L’homme me repose sur mes pieds. Je trébuche avant de me stabiliser et me tourne vers lui. Il porte une cape sombre avec une large capuche qu’il tire en arrière. À l’instar de celui de toutes les autres personnes présentes au gala, son visage est dissimulé par un masque.
Brusquement, ma gorge s’assèche et le bruit qui provient de l’autre pièce m’apparaît soudainement plus étouffé, comme un bruit de fond, ou plutôt comme un bruit blanc.
Car je réalise brusquement que non, son masque n’est pas comme les autres que j’ai croisés au cours de la soirée. Le sien m’indique que son propriétaire représente une menace et un danger pour moi.
Je recule et me retourne en espérant trouver une porte de sortie dans mon dos. Mais le désespoir me gagne quand je remarque que la seule issue est celle qui se trouve derrière l’homme. Ce dernier s’approche de plus en plus de moi en m’acculant dans un coin.

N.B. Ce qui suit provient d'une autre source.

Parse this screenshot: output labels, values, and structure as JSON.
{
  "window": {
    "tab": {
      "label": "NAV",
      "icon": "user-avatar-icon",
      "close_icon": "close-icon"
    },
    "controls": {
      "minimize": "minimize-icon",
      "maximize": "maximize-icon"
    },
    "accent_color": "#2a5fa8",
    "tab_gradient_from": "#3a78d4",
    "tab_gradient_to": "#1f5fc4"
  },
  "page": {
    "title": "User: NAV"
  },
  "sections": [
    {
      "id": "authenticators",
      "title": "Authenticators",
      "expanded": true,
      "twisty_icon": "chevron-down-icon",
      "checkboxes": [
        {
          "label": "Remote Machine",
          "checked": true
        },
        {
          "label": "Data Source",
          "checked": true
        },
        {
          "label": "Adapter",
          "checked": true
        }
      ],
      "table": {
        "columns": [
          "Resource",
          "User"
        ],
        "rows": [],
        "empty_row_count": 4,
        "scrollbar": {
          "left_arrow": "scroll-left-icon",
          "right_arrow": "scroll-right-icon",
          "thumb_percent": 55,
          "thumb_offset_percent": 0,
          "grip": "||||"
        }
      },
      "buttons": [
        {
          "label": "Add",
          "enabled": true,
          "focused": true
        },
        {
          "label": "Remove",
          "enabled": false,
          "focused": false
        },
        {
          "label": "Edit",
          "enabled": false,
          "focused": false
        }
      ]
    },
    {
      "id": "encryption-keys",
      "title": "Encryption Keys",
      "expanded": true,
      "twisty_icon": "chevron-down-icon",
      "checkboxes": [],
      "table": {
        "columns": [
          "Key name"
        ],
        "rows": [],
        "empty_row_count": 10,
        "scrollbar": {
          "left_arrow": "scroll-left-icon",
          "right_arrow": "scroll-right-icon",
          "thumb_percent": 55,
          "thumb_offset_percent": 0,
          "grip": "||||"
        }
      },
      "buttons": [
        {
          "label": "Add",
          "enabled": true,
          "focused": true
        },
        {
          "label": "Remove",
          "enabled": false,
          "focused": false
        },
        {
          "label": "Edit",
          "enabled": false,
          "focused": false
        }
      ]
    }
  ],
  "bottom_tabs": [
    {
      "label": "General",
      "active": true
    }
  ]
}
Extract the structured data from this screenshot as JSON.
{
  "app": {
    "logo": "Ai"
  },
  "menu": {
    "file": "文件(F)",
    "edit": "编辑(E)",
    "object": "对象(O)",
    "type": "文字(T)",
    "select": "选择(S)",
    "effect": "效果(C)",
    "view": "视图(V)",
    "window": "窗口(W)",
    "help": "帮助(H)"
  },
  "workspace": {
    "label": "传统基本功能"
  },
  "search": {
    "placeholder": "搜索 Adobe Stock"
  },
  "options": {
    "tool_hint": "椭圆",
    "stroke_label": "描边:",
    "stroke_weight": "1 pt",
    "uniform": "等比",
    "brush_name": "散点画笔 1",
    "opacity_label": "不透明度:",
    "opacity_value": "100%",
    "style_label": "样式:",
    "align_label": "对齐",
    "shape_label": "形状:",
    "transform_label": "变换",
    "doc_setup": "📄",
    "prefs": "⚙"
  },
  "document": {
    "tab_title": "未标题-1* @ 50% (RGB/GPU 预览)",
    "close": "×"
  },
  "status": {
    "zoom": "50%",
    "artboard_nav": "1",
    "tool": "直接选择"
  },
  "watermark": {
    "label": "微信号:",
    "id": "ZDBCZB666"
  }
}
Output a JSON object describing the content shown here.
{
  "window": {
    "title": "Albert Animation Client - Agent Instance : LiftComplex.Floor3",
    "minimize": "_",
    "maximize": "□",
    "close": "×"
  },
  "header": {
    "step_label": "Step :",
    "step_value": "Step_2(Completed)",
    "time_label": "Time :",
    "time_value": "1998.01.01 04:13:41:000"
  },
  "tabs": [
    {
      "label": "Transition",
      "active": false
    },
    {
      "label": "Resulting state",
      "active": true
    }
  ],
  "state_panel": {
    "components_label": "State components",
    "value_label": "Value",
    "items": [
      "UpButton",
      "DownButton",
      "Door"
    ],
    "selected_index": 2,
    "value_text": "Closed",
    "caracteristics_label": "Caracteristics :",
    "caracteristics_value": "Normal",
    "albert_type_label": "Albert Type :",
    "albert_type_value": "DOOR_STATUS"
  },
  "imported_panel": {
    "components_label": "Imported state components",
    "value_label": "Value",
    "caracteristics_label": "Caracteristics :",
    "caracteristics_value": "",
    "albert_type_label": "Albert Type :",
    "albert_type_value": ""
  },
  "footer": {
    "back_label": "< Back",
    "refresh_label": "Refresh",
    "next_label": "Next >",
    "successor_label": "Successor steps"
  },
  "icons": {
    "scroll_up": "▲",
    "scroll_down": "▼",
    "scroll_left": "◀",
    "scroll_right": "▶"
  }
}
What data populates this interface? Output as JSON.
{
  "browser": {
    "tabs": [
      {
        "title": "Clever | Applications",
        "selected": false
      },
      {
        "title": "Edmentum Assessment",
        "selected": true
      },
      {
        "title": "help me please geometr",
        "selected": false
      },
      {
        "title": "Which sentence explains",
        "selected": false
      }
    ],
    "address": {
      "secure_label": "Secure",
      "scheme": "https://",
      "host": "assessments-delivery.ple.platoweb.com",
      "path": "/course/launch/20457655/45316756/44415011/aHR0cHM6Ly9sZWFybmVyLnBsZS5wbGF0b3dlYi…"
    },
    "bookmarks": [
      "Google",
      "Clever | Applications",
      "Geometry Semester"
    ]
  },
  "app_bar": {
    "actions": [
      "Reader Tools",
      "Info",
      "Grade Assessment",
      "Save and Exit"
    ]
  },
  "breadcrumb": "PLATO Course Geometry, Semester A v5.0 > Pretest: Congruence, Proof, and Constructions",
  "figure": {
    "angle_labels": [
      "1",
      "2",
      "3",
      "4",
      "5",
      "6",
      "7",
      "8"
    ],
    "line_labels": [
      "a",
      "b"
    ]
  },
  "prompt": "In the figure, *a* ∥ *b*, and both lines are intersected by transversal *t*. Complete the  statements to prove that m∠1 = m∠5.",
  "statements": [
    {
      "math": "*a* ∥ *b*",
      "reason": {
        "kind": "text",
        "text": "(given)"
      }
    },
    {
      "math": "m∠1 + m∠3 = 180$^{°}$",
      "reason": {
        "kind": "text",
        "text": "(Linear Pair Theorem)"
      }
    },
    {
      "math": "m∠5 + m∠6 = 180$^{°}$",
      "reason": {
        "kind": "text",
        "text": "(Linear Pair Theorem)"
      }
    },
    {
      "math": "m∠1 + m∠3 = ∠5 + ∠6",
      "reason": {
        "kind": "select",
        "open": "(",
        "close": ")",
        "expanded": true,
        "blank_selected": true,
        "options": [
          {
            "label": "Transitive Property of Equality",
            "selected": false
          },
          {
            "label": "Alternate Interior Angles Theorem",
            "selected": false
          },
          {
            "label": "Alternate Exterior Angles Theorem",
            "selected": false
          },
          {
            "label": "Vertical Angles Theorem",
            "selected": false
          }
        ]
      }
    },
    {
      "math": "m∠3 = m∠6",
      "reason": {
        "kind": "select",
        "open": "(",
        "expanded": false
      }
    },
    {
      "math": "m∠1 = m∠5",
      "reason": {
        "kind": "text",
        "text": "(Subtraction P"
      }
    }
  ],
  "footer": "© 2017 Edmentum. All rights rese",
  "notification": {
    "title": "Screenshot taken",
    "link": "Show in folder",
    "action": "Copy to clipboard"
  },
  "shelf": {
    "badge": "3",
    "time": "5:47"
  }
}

— Que voulez-vous ? hurlé-je lorsque mon dos finit par heurter le mur.
Il ne me répond pas. À la place, il referme ses doigts sur ma mâchoire pour m’immobiliser d’une poigne de fer. Mes mains griffent son avant-bras, mais cela ne sert à rien. Il est trop fort. D’un simple mouvement du poignet, il pousse ma tête vers l’arrière et l’envoie s’écraser violemment contre le mur.
Il se recule et je trébuche vers l’avant.
Des étoiles dansent devant mes yeux et la pièce tangue.
Je tends une main devant moi pour tenter de me stabiliser, sans rien trouver à quoi me raccrocher. Seul un espace vide me fait face. Il dit alors quelque chose, mais je n’arrive pas à comprendre ses mots. Sans prévenir, mes genoux cèdent sous mon poids et je tombe par terre.
C’est alors que je sens ses mains se poser sur mon corps et ses bras puissants me soulever. La pièce s’assombrit de plus en plus autour de moi. Mes bras pendent mollement et inutilement sur le côté tandis qu’il me porte hors de l’enceinte du complexe de la Société. Puis, nous disparaissons dans la nuit.